Dieci anni fa, un volo nazionale in Italia costava poco più di 100 euro. Oggi, lo stesso biglietto sfiora i 300. È un salto che pesa, e non poco, sulle tasche di chi vuole godersi le vacanze nel Belpaese. Non è solo una sensazione: lo confermano i dati del Centro di formazione e ricerca sui consumi , che ha messo sotto la lente le statistiche Istat. Il risultato? Un aumento vertiginoso dei prezzi su trasporti, traghetti, hotel, cibo e carburante. La vacanza italiana sta diventando un lusso, e molti si trovano costretti a cambiare rotta, riscrivere i propri piani, rinunciare a qualche sogno estivo.
Muoversi è diventato l’aspetto più caro di una vacanza. Volare all’interno dell’Italia è aumentato di quasi il 200% in dieci anni. I voli nazionali, secondo il C.r.c., sono schizzati del 193,3%, mentre quelli verso l’Europa sono cresciuti del 187%. I voli intercontinentali sono saliti meno, circa il 67%, probabilmente a causa delle tensioni geopolitiche e delle precauzioni delle compagnie.

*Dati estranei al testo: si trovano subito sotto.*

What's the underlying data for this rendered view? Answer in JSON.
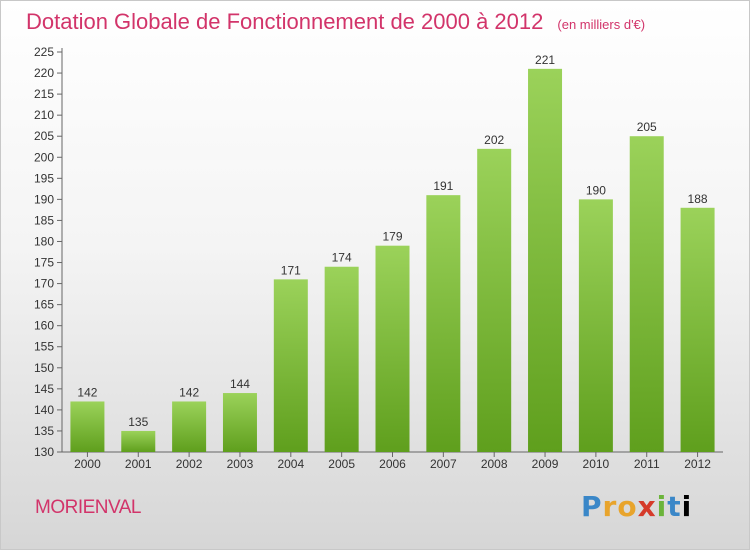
{
  "title": "Dotation Globale de Fonctionnement de 2000 à 2012",
  "subtitle": "(en milliers d'€)",
  "commune": "MORIENVAL",
  "brand": [
    "P",
    "r",
    "o",
    "x",
    "i",
    "t",
    "i"
  ],
  "colors": {
    "title": "#d2346a",
    "bar_top": "#9bd25a",
    "bar_bottom": "#5f9f1d"
  },
  "chart_data": {
    "type": "bar",
    "title": "Dotation Globale de Fonctionnement de 2000 à 2012",
    "subtitle": "(en milliers d'€)",
    "categories": [
      "2000",
      "2001",
      "2002",
      "2003",
      "2004",
      "2005",
      "2006",
      "2007",
      "2008",
      "2009",
      "2010",
      "2011",
      "2012"
    ],
    "values": [
      142,
      135,
      142,
      144,
      171,
      174,
      179,
      191,
      202,
      221,
      190,
      205,
      188
    ],
    "ylim": [
      130,
      225
    ],
    "yticks": [
      130,
      135,
      140,
      145,
      150,
      155,
      160,
      165,
      170,
      175,
      180,
      185,
      190,
      195,
      200,
      205,
      210,
      215,
      220,
      225
    ],
    "grid": false,
    "legend": "none"
  }
}
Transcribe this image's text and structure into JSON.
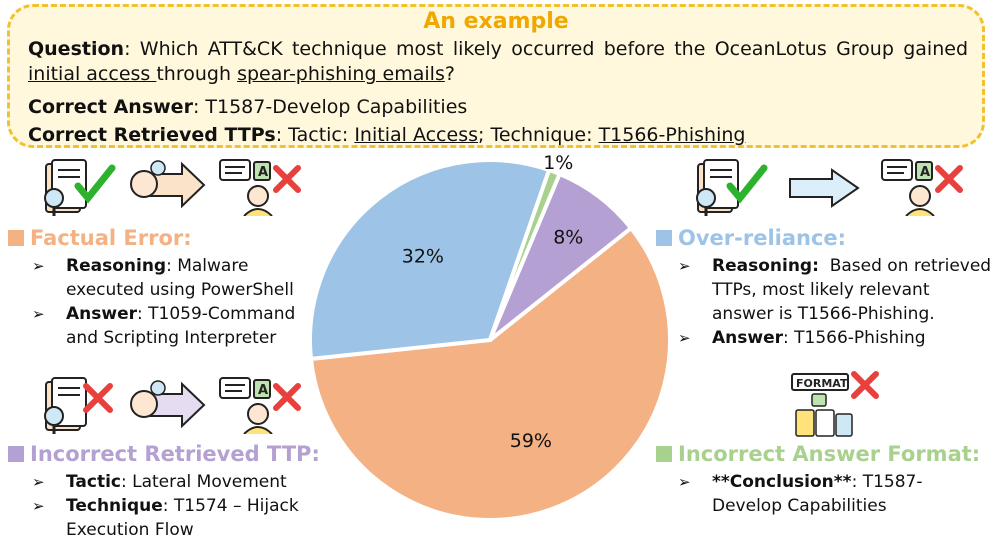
{
  "example": {
    "title": "An example",
    "question_label": "Question",
    "question_pre": "Which ATT&CK technique most likely occurred before the OceanLotus Group gained ",
    "question_u1": "initial access ",
    "question_mid": "through ",
    "question_u2": "spear-phishing emails",
    "question_post": "?",
    "answer_label": "Correct Answer",
    "answer": "T1587-Develop Capabilities",
    "ttps_label": "Correct Retrieved TTPs",
    "ttps_tactic_pre": "Tactic: ",
    "ttps_tactic": "Initial Access",
    "ttps_tech_pre": "; Technique: ",
    "ttps_technique": "T1566-Phishing"
  },
  "colors": {
    "factual": "#f4b183",
    "over_reliance": "#9dc3e6",
    "incorrect_ttp": "#b4a0d2",
    "format": "#a9d18e",
    "frame": "#f2c12e",
    "check": "#2db22d",
    "cross": "#e8403c"
  },
  "sections": {
    "factual": {
      "title": "Factual Error:",
      "b1_label": "Reasoning",
      "b1_text": ": Malware executed using PowerShell",
      "b2_label": "Answer",
      "b2_text": ": T1059-Command and Scripting Interpreter"
    },
    "over": {
      "title": "Over-reliance:",
      "b1_label": "Reasoning:",
      "b1_text": "  Based on retrieved TTPs, most likely relevant answer is T1566-Phishing.",
      "b2_label": "Answer",
      "b2_text": ": T1566-Phishing"
    },
    "ttp": {
      "title": "Incorrect Retrieved TTP:",
      "b1_label": "Tactic",
      "b1_text": ": Lateral Movement",
      "b2_label": "Technique",
      "b2_text": ": T1574 – Hijack Execution Flow"
    },
    "format": {
      "title": "Incorrect Answer Format:",
      "b1_label": "**Conclusion**",
      "b1_text": ": T1587-Develop Capabilities",
      "icon_label": "FORMAT"
    }
  },
  "icons": [
    "document-check-icon",
    "brain-arrow-icon",
    "person-cross-icon",
    "format-cross-icon"
  ],
  "chart_data": {
    "type": "pie",
    "labels": [
      "59%",
      "32%",
      "1%",
      "8%"
    ],
    "values": [
      59,
      32,
      1,
      8
    ],
    "colors": [
      "#f4b183",
      "#9dc3e6",
      "#a9d18e",
      "#b4a0d2"
    ],
    "categories": [
      "Factual Error",
      "Over-reliance",
      "Incorrect Answer Format",
      "Incorrect Retrieved TTP"
    ]
  }
}
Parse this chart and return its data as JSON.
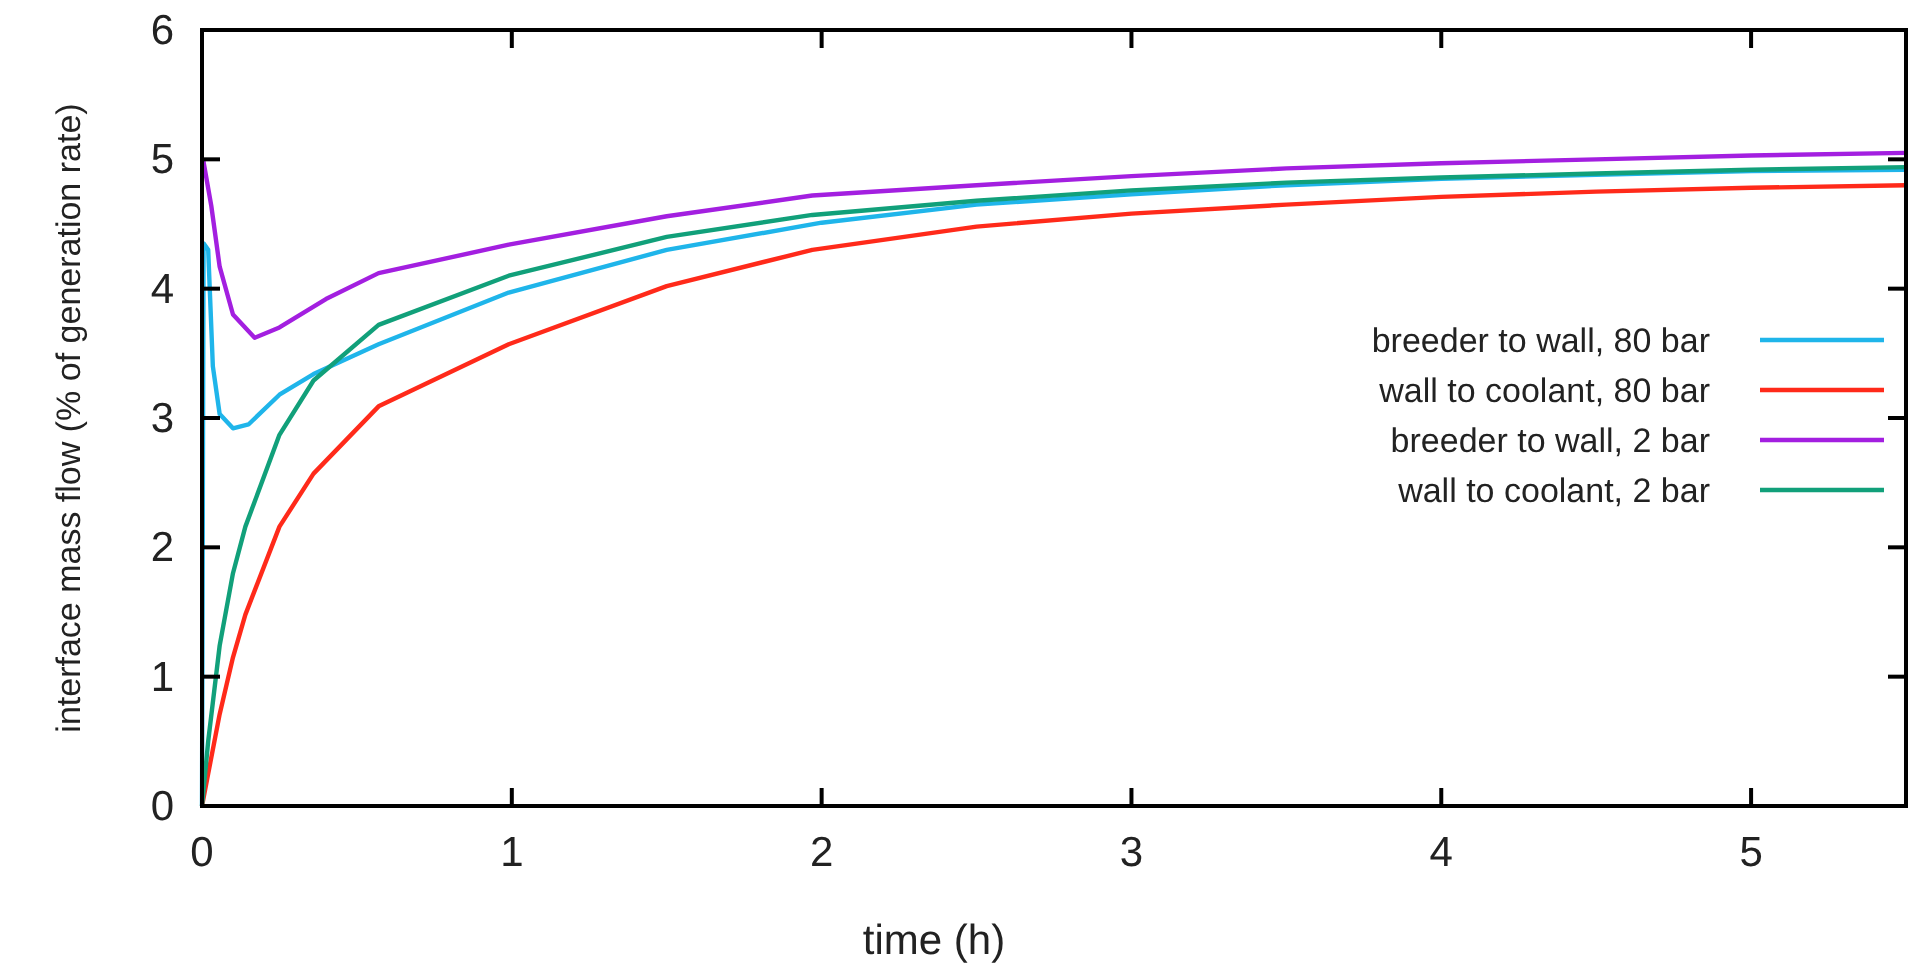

Anche raggiungere le isole con i traghetti è diventato più oneroso: i prezzi sono quasi raddoppiati, salendo del 92,1%. Per chi sceglie questa via, non solo il costo del biglietto è aumentato sensibilmente, ma anche la mobilità interna si è fatta più cara. In sostanza, spostarsi in Italia oggi pesa molto di più sul portafoglio.
Arrivati a destinazione, il salasso non si ferma. Le tariffe degli alberghi sono cresciute in media del 69% rispetto a dieci anni fa. Anche i pacchetti “all inclusive” sono diventati più cari, con un aumento di circa il 46%. Insomma, contenere la spesa senza rinunciare al comfort è sempre più difficile.
Per fortuna, chi vuole risparmiare può puntare su campeggi e villaggi turistici, dove l’aumento si ferma intorno al 22%. Queste soluzioni restano una boccata d’aria per chi ha un budget limitato, anche se i prezzi rimangono comunque più alti rispetto al passato.
L’aumento si sente anche nelle spese di tutti i giorni legate agli spostamenti. Il gasolio è rincarato di oltre il 60%, mentre la benzina è salita quasi del 30%. Questi aumenti pesano tanto su chi usa l’auto tutti i giorni, quanto su chi deve noleggiare un veicolo per le vacanze: i costi del noleggio sono cresciuti del 27,9%.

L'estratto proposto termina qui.